Radiographie de la main de l'épouse de Röntgen
Les physiciens s'intéressent aux rayonnements et découvrent que la lumière n'est pas l'unique. En 1895, Wilhelm Röntgen découvre l'existence des rayons X, et un an plus tard Becquerel quant à lui découvre que l'uranium émet un rayonnement inconnu, qu'il nomme « rayonnement uranique ». Rutherford, professeur de Henry Moseley, étudie le thorium, et remarque que comme l'uranium cet élément dégage une émanation radioactive. En collaboration du chimiste Frederick Soddy, il montre en 1902 que les émanations du thorium sont bien des atomes radioactifs, mais sans être du thorium, et que la radioactivité s'accompagne donc d'une désintégration des éléments. Cette découverte provoque une grande agitation parmi les chimistes, très attachés comme nous l'avons précisé au concept d'indestructibilité de la matière. Avec Frederick Soddy, il estime que le dégagement d'énergie dû aux désintégrations nucléaires est de 20 000 à 100 000 fois plus important que celui qui résulterait d'une réaction chimique. Cette idée d'une grande énergie potentielle contenue dans les atomes trouve un début de confirmation théorique avec la découverte d'Einstein de l'équivalence masse-énergie en 1905.


Pierre et Marie Curie
En 1902, Mendeleïev se rend à Paris pour y rencontrer Pierre et Marie Curie afin d'observer les rayonnements émis par l'uranium, le polonium et le thorium. La transmutation n'est qu'une fable d'alchimiste. Il tente d'expliquer la radioactivité par une interaction entre des atomes lourds et l'éther infiniment léger qu'il place dans la colonne des gaz inerte de la classification. Mais l'éther n'y restera que trois ans à cette place dont il sera délogé en 1905 suite à l'énoncé du principe de relativité d'Einstein, qui supprime la nécessité de l'éther pour la propagation des ondes électro-magnétiques. Mais tout ceci ébranle l'explication de Mendeleïev.

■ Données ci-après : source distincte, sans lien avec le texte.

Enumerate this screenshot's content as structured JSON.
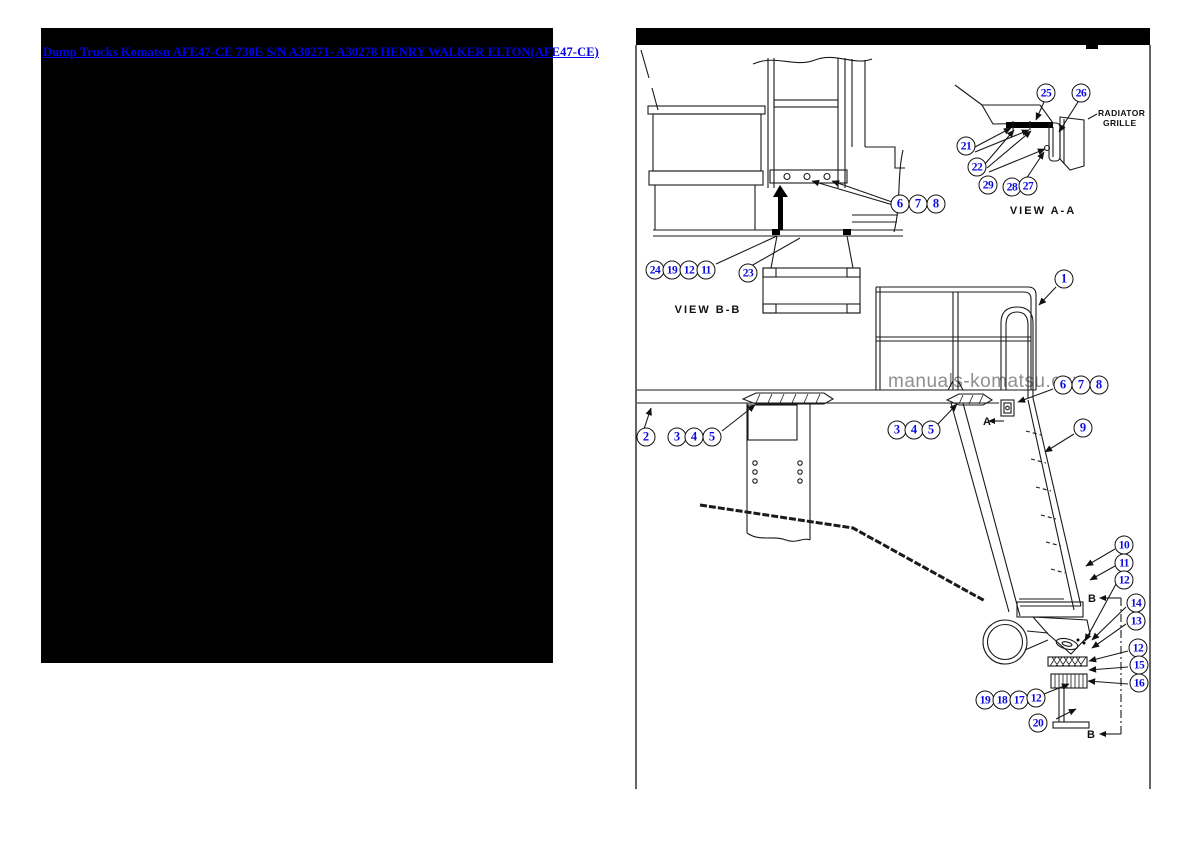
{
  "header_link": {
    "text": "Dump Trucks Komatsu AFE47-CE 730E S/N A30271- A30278 HENRY WALKER ELTON(AFE47-CE)",
    "color": "#0000ee"
  },
  "watermark": {
    "text": "manuals-komatsu.com",
    "color": "#8f8f8f"
  },
  "diagram": {
    "labels": {
      "view_aa": "VIEW A-A",
      "view_bb": "VIEW B-B",
      "radiator_line1": "RADIATOR",
      "radiator_line2": "GRILLE",
      "section_a": "A",
      "section_b": "B"
    },
    "callout_color": "#0a0ae0",
    "callouts": [
      {
        "n": "6",
        "x": 900,
        "y": 204
      },
      {
        "n": "7",
        "x": 918,
        "y": 204
      },
      {
        "n": "8",
        "x": 936,
        "y": 204
      },
      {
        "n": "24",
        "x": 655,
        "y": 270
      },
      {
        "n": "19",
        "x": 672,
        "y": 270
      },
      {
        "n": "12",
        "x": 689,
        "y": 270
      },
      {
        "n": "11",
        "x": 706,
        "y": 270
      },
      {
        "n": "23",
        "x": 748,
        "y": 273
      },
      {
        "n": "21",
        "x": 966,
        "y": 146
      },
      {
        "n": "22",
        "x": 977,
        "y": 167
      },
      {
        "n": "29",
        "x": 988,
        "y": 185
      },
      {
        "n": "28",
        "x": 1012,
        "y": 187
      },
      {
        "n": "27",
        "x": 1028,
        "y": 186
      },
      {
        "n": "25",
        "x": 1046,
        "y": 93
      },
      {
        "n": "26",
        "x": 1081,
        "y": 93
      },
      {
        "n": "1",
        "x": 1064,
        "y": 279
      },
      {
        "n": "6",
        "x": 1063,
        "y": 385
      },
      {
        "n": "7",
        "x": 1081,
        "y": 385
      },
      {
        "n": "8",
        "x": 1099,
        "y": 385
      },
      {
        "n": "9",
        "x": 1083,
        "y": 428
      },
      {
        "n": "2",
        "x": 646,
        "y": 437
      },
      {
        "n": "3",
        "x": 677,
        "y": 437
      },
      {
        "n": "4",
        "x": 694,
        "y": 437
      },
      {
        "n": "5",
        "x": 712,
        "y": 437
      },
      {
        "n": "3",
        "x": 897,
        "y": 430
      },
      {
        "n": "4",
        "x": 914,
        "y": 430
      },
      {
        "n": "5",
        "x": 931,
        "y": 430
      },
      {
        "n": "10",
        "x": 1124,
        "y": 545
      },
      {
        "n": "11",
        "x": 1124,
        "y": 563
      },
      {
        "n": "12",
        "x": 1124,
        "y": 580
      },
      {
        "n": "14",
        "x": 1136,
        "y": 603
      },
      {
        "n": "13",
        "x": 1136,
        "y": 621
      },
      {
        "n": "12",
        "x": 1138,
        "y": 648
      },
      {
        "n": "15",
        "x": 1139,
        "y": 665
      },
      {
        "n": "16",
        "x": 1139,
        "y": 683
      },
      {
        "n": "19",
        "x": 985,
        "y": 700
      },
      {
        "n": "18",
        "x": 1002,
        "y": 700
      },
      {
        "n": "17",
        "x": 1019,
        "y": 700
      },
      {
        "n": "12",
        "x": 1036,
        "y": 698
      },
      {
        "n": "20",
        "x": 1038,
        "y": 723
      }
    ]
  }
}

La réponse tant attendue viendra du modèle de l'atome de Niels Bohr et des travaux de Moseley en 1913. Il faut absolument avoir à l’esprit qu’à l’époque peu de scientifiques croyaient à l’existence du noyau atomique. Rutherford avait émis l’hypothèse d’un noyau compact, fortement positif seulement deux ans auparavant. Moseley associa la place d’un élément dans la table à une caractéristique physique en rendant le numéro atomique égal à la charge nucléaire positive. Il prouva ainsi que la disposition des éléments découlait d’une appréhension correcte de la structure de l’atome. Les anomalies comme celles du nickel et du cobalt trouvaient une explication tangible.